What you want to measure is the distance across the widest part of the lens (i.e., going through the middle of the circle), starting from the inside rim of the threaded area on one side to the inside rim of the thread on the other side. That then provides the maximum diameter of a filter that will screw into that thread.
Because it’s a rather imprecise way of doing it, here are some common diameters used in DSLR lenses (all are in millimeters)–your best bet is to try to pick the most logical closest size.
- 37, 39, 40, 40.5, 43, 46, 49, 52, 55, 58, 60, 62, 67, 72, 77, 82, 86, 95.
Of those, the ones between 49mm and 77mm tend to be most common for DSLR lenses. Sizes smaller than that tend to be on smaller cameras. If you end up with a measurement for a size that you can’t find a filter for, chances are the measurement is a touch off. The major filter manufacturers don’t make a 50mm filter size, for example, so in that case, you’re probably actually after a 49mm filter.

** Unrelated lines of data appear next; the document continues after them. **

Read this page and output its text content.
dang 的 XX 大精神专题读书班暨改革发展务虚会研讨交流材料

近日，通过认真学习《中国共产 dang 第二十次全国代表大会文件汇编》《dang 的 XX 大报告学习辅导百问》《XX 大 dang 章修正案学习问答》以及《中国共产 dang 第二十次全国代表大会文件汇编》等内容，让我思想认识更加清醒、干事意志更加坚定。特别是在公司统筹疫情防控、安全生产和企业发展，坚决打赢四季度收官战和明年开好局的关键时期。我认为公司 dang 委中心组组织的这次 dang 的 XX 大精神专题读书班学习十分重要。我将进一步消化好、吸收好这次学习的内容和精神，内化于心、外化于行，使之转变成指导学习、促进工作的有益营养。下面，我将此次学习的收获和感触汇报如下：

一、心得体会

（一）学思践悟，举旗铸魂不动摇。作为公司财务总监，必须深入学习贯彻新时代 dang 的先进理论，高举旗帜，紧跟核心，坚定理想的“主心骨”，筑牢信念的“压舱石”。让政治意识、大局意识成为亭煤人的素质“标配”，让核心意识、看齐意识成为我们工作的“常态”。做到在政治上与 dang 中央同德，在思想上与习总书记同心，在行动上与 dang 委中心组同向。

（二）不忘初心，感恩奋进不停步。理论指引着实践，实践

If Your Lens Doesn’t Have a Filter Thread
Most DSLR lenses have filter threads, but not all of them. Some lenses, especially on the cheap end of the market, just aren’t designed for them. But even very expensive specialty lenses can lack a filter thread. Some of them, like extreme wide-angles or fisheyes, often have a very curved front element that doesn’t allow a flat filter. Others, like very long telephoto lenses, might have a very large front element that makes a filter impractical. In some cases, they’ll take filters on the other end of the lens at the mount point with what is known as a rear-mounted filter. They’re typically dedicated filters for that particular lens. And these same lenses often have their own lens cap or cover that goes over the end.
There is also another type of filter that is threadless, but it only applies to older lenses (i.e., pre-1980s). They’re known as Series-Size filters, and I have a separate post on those. But you’ll only run into those if you’re using an old manual-focus lens from the 1970s or before.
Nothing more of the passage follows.